Paul wasn't Larry, but he was close enough. That's a pretty good gift.

To understand the importance of Pierce I think it's imperative we remember what Bird meant to my world.

You tried to play like Bird. You tried to act like Bird. Your favorite number was 33 without a close second. You found no issues at all in paying an absurd amount of money to attend a number retirement that stood on its own. You called Larry's mother's house while working at your summer job. (For some reason the number was listed.)

There wasn't another athletic role model like him. It was fun running around like Doug Flutie when playing pickup football, and imitating the batting stances of those 1980's Red Sox while playing Wiffleball was a feather in the cap. Bird was different. He represented what we could all become with our limited athletic ability, and that really, really resonated.

Pierce gave all of that to the next wave of Celtics fans.

"I cried when he was stabbed!" -- Ryan Hannable,

That's what I'm talking about. Hannable was in the wheelhouse of this fandom of which we speak. He, unfortunately, has to lean on YouTube clips for debates involving Bird. But he does know Pierce, and those feelings are what made such celebrations as Sunday's number raising so genuine. 

At our recreational league-best, we strive to play like Pierce did. Economical excellence. Remind you of someone?

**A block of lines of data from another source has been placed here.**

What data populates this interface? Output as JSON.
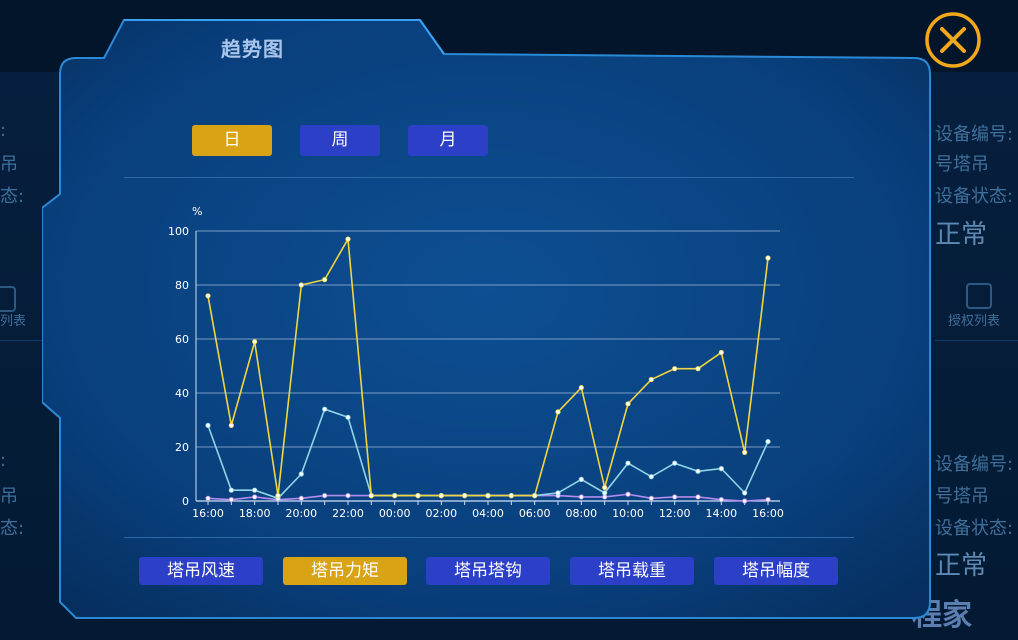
{
  "modal": {
    "title": "趋势图",
    "close_icon": "close-circle-x-icon"
  },
  "period_tabs": [
    {
      "label": "日",
      "active": true
    },
    {
      "label": "周",
      "active": false
    },
    {
      "label": "月",
      "active": false
    }
  ],
  "metric_tabs": [
    {
      "label": "塔吊风速",
      "active": false
    },
    {
      "label": "塔吊力矩",
      "active": true
    },
    {
      "label": "塔吊塔钩",
      "active": false
    },
    {
      "label": "塔吊载重",
      "active": false
    },
    {
      "label": "塔吊幅度",
      "active": false
    }
  ],
  "colors": {
    "active_tab": "#d9a316",
    "inactive_tab": "#2b3fc7",
    "series_yellow": "#f2d541",
    "series_cyan": "#8fd6e6",
    "series_purple": "#b48cf0",
    "close": "#f2a81d"
  },
  "background": {
    "left_labels": [
      ":",
      "吊",
      "态:",
      ":",
      "吊",
      "态:"
    ],
    "right_labels": [
      "设备编号:",
      "号塔吊",
      "设备状态:",
      "设备编号:",
      "号塔吊",
      "设备状态:"
    ],
    "status_values": [
      "正常",
      "正常"
    ],
    "left_link": "列表",
    "right_link": "授权列表",
    "watermark": "程家"
  },
  "chart_data": {
    "type": "line",
    "ylabel": "%",
    "ylim": [
      0,
      100
    ],
    "yticks": [
      0,
      20,
      40,
      60,
      80,
      100
    ],
    "grid": true,
    "x": [
      "16:00",
      "17:00",
      "18:00",
      "19:00",
      "20:00",
      "21:00",
      "22:00",
      "23:00",
      "00:00",
      "01:00",
      "02:00",
      "03:00",
      "04:00",
      "05:00",
      "06:00",
      "07:00",
      "08:00",
      "09:00",
      "10:00",
      "11:00",
      "12:00",
      "13:00",
      "14:00",
      "15:00",
      "16:00"
    ],
    "xtick_labels": [
      "16:00",
      "18:00",
      "20:00",
      "22:00",
      "00:00",
      "02:00",
      "04:00",
      "06:00",
      "08:00",
      "10:00",
      "12:00",
      "14:00",
      "16:00"
    ],
    "series": [
      {
        "color": "#f2d541",
        "values": [
          76,
          28,
          59,
          2,
          80,
          82,
          97,
          2,
          2,
          2,
          2,
          2,
          2,
          2,
          2,
          33,
          42,
          5,
          36,
          45,
          49,
          49,
          55,
          18,
          90
        ]
      },
      {
        "color": "#8fd6e6",
        "values": [
          28,
          4,
          4,
          1,
          10,
          34,
          31,
          2,
          2,
          2,
          2,
          2,
          2,
          2,
          2,
          3,
          8,
          3,
          14,
          9,
          14,
          11,
          12,
          3,
          22
        ]
      },
      {
        "color": "#b48cf0",
        "values": [
          1,
          0.5,
          1.5,
          0.5,
          1,
          2,
          2,
          2,
          2,
          2,
          2,
          2,
          2,
          2,
          2,
          2,
          1.5,
          1.5,
          2.5,
          1,
          1.5,
          1.5,
          0.5,
          0,
          0.5
        ]
      }
    ]
  }
}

Covering Pierce in the early 2000's I never thought these sort of platitudes would be sent his way. In my mind, this was a guy who didn't deserve to be named captain when he was. (Antoine Walker was the stand-up guy of the two back then.) And the occasional hints of selfishness weren't suggesting any comparisons to Bird. But a compromise was ultimately made, leading us down this path.

I became more forgiving of this star trudging through life on less-than-inspiring Celtics teams. And Pierce proved to be Bird-esque once the opportunity arose upon the arrival of Kevin Garnett and Ray Allen. We landed at a good place.

Paul Pierce reminded us a little of Larry Bird, and that's the best retirement gift any Celtic could ever hope for.